Il Codice Borbonico, conservato a Parigi nella Bibliothèque de l’Assemblèe Nationale, è una copia di un codice azteco antico realizzata nel periodo coloniale e contiene fra l’altro questioni divinatorie e rituali, con riferimento anche alle previsioni militari.
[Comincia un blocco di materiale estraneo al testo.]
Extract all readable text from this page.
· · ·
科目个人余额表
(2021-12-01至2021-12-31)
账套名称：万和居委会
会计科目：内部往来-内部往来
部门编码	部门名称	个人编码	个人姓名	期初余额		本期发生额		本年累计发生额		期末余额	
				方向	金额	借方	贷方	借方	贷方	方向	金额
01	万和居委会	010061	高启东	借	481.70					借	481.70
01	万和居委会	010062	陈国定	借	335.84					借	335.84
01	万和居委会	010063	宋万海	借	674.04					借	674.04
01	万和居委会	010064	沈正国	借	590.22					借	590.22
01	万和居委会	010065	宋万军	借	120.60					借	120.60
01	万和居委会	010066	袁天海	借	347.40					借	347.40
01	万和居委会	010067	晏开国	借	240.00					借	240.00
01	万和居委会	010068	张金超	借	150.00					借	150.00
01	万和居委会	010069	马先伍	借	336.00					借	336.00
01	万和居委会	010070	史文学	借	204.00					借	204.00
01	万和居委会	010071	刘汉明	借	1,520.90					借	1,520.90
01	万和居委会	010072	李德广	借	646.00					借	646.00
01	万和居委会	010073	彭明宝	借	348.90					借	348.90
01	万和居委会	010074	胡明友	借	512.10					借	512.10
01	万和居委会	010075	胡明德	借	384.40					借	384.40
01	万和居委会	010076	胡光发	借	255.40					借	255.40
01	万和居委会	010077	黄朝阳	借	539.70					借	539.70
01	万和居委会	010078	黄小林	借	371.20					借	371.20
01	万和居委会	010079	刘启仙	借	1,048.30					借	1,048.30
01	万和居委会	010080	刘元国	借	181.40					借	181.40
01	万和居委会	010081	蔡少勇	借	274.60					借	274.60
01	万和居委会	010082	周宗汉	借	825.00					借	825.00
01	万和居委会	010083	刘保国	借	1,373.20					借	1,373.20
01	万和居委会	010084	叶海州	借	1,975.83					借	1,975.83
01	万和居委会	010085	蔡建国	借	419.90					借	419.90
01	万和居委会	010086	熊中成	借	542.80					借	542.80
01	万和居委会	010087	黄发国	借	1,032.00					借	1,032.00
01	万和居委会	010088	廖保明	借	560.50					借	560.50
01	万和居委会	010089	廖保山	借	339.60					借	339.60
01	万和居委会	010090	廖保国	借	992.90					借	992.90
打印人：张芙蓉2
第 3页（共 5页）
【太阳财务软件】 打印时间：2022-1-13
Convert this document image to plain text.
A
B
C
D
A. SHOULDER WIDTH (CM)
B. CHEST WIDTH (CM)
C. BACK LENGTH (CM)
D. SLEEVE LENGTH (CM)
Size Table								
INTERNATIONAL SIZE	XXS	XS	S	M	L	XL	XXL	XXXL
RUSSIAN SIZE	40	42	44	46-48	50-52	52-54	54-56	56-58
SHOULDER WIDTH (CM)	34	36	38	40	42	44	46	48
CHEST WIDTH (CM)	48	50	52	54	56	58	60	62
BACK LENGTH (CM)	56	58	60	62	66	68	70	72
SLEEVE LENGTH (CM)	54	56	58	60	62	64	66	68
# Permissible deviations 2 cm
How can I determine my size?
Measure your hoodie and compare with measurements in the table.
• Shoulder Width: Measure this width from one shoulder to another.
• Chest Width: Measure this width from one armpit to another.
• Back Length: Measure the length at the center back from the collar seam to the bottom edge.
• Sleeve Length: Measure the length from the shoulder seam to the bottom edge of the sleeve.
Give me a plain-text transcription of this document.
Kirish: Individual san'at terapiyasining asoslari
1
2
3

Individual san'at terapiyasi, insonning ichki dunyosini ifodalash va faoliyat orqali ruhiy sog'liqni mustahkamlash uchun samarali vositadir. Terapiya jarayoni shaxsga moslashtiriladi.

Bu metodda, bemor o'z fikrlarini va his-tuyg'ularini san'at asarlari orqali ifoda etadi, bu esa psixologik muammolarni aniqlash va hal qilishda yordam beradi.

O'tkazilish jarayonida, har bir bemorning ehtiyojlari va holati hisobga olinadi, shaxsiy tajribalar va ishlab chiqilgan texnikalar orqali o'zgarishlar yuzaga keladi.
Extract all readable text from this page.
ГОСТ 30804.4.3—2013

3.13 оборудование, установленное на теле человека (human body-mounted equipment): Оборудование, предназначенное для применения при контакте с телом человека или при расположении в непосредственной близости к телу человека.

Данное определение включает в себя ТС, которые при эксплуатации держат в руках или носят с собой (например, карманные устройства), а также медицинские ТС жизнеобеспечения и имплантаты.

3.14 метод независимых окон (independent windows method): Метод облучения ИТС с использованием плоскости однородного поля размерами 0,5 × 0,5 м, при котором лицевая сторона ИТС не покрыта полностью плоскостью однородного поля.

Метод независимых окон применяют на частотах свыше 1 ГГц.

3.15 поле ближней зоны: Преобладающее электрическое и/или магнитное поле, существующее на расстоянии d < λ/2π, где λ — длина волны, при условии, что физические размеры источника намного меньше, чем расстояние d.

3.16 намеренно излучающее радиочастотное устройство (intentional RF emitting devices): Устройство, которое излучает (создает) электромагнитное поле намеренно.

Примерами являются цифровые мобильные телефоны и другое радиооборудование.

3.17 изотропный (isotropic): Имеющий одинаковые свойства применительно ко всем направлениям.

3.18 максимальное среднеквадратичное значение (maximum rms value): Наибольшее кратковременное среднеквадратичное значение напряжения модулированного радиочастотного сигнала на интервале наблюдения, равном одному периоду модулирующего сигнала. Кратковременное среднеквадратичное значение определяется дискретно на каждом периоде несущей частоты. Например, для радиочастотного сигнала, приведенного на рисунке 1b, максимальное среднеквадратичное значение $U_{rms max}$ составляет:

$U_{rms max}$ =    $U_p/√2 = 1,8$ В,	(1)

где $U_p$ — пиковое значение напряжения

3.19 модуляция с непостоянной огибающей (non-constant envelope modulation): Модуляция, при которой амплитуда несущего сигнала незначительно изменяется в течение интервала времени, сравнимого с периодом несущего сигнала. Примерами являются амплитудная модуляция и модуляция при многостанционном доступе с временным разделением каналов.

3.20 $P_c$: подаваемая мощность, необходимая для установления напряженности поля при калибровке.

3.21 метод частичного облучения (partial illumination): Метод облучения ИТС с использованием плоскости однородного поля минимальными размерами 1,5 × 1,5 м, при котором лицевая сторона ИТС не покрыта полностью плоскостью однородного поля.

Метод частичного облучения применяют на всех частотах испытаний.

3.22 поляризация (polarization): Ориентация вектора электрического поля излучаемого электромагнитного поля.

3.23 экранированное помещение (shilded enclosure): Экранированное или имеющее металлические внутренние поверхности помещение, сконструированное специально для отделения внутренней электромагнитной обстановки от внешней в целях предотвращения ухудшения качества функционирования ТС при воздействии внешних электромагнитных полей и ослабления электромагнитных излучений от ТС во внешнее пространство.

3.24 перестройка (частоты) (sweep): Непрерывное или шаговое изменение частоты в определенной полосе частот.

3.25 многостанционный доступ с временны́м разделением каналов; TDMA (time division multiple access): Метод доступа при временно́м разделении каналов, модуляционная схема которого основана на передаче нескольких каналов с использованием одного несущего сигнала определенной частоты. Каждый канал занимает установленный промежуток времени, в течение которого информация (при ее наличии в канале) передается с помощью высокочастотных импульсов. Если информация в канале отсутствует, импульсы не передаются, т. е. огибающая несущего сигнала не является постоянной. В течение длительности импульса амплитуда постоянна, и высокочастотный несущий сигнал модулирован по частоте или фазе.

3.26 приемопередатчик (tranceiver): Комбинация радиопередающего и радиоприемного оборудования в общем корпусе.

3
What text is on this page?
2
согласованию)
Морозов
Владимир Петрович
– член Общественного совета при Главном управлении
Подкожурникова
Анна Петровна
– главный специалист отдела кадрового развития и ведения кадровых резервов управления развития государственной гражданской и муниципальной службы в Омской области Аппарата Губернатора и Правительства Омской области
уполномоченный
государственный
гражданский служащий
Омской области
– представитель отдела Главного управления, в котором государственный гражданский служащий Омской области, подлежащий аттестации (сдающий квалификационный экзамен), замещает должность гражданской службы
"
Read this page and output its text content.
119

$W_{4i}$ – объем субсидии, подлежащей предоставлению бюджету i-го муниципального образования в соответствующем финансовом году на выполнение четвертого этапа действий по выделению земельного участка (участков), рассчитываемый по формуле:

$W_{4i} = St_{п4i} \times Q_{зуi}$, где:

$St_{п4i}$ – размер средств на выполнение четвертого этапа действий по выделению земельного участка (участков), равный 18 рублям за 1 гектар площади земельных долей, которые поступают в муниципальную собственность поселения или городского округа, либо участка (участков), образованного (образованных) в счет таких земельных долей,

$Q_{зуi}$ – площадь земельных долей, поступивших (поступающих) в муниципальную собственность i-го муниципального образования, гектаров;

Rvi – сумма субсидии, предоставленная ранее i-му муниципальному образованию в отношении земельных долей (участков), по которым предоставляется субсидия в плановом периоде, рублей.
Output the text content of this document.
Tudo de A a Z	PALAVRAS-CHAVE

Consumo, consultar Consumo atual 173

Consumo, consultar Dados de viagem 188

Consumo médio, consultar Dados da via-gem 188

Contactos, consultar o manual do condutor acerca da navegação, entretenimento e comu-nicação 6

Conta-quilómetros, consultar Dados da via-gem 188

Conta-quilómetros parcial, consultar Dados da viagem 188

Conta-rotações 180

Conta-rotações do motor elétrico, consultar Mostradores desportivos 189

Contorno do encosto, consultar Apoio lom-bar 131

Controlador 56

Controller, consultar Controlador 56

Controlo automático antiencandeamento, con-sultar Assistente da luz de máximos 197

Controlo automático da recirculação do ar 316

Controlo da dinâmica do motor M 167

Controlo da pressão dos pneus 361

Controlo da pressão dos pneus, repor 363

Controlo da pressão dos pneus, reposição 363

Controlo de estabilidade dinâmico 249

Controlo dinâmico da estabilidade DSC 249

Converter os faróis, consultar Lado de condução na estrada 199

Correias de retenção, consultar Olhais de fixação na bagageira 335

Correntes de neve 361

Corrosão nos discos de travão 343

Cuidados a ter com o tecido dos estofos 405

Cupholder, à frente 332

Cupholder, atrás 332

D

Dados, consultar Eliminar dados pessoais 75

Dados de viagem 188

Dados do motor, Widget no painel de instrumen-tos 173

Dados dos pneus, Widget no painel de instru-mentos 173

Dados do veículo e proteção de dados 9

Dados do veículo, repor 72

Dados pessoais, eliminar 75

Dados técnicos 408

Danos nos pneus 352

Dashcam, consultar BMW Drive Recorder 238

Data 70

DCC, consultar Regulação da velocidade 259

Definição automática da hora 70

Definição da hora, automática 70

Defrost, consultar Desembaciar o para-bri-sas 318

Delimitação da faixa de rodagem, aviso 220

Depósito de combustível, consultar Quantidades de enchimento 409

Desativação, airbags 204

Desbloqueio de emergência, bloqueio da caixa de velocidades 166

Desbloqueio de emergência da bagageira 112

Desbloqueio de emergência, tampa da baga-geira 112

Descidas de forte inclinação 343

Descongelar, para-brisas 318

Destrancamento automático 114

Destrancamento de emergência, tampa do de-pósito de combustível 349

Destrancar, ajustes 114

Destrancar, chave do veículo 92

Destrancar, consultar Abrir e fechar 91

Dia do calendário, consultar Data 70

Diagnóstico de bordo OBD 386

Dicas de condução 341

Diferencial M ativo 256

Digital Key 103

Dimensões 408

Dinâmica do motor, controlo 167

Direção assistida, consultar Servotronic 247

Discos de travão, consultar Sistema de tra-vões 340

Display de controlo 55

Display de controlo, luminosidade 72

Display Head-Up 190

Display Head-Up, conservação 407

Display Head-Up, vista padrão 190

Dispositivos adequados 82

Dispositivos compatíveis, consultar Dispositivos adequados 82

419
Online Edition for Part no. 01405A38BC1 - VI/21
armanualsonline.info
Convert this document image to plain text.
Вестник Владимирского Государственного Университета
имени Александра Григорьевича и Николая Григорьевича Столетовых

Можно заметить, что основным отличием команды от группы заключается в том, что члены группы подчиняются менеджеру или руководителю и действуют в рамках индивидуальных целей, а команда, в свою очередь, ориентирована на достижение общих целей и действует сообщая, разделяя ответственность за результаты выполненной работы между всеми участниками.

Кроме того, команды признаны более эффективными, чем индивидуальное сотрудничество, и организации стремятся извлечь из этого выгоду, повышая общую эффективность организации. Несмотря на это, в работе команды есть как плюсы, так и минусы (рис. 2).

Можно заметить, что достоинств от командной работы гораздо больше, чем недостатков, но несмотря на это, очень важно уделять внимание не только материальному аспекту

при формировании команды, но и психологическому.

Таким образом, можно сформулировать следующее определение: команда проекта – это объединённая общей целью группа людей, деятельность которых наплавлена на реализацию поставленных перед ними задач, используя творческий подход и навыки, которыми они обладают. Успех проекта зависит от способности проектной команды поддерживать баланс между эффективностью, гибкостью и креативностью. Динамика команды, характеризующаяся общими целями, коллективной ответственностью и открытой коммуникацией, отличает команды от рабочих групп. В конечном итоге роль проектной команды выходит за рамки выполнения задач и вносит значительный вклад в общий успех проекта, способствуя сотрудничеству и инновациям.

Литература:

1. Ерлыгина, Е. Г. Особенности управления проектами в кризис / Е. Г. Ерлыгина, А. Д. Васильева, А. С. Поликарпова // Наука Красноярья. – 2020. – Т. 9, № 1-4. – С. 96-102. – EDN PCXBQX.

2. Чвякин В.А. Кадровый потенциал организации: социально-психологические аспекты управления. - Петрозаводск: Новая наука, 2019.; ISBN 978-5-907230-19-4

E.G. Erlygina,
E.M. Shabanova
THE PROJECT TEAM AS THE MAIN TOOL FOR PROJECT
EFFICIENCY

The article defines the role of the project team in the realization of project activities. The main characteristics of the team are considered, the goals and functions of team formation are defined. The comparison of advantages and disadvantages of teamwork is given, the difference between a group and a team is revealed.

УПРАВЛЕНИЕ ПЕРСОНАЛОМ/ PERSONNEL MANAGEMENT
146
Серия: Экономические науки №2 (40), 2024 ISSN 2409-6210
Presso gli Aztechi era data per certa la progressiva realizzazione di profezie antecedenti sia per gli individui che per questioni politiche e militari. Lo stesso Montezuma era persuaso che l’arrivo degli spagnoli e la sconfitta degli aztechi fosse stata profetizzata, anche se altri capi aztechi a lui contrari interpretavano i presagi in senso opposto. Nelle pratiche di divinazione venivano usati anche allucinogeni che si pensava potessero dare la visione di successi militari. Nella sua cronaca sulle Indie della Nuova Spagna, il frate domenicano Diego Durán riferì che Montezuma prima di iniziare una guerra, saliva su un tempio e «faceva mangiare agli anziani ed ai sacerdoti antichi funghi verdi e bere altre bevande superstiziose, affinché l’ebbrezza causata da quei cibi e bevande rivelasse se il loro esercito sarebbe stato vittorioso o no, e infelici quelli che annunciavano l’insuccesso, poiché dopo li faceva uccidere, senza alcun rimedio»32 .
32 Diego Durán, Historia de las Indias de Nueva España y islas de la tierra firme, 1581,
I, LXV. L’opera, citata già da un confratello (Agustín de Dávila Padilla) nel 1596, fu pubblicata per la prima volta in vari volumi tra il 1867 e il 1880 da José Fernando
Ramírez, che ottenne il manoscritto dalla Biblioteca Nazionale di Madrid.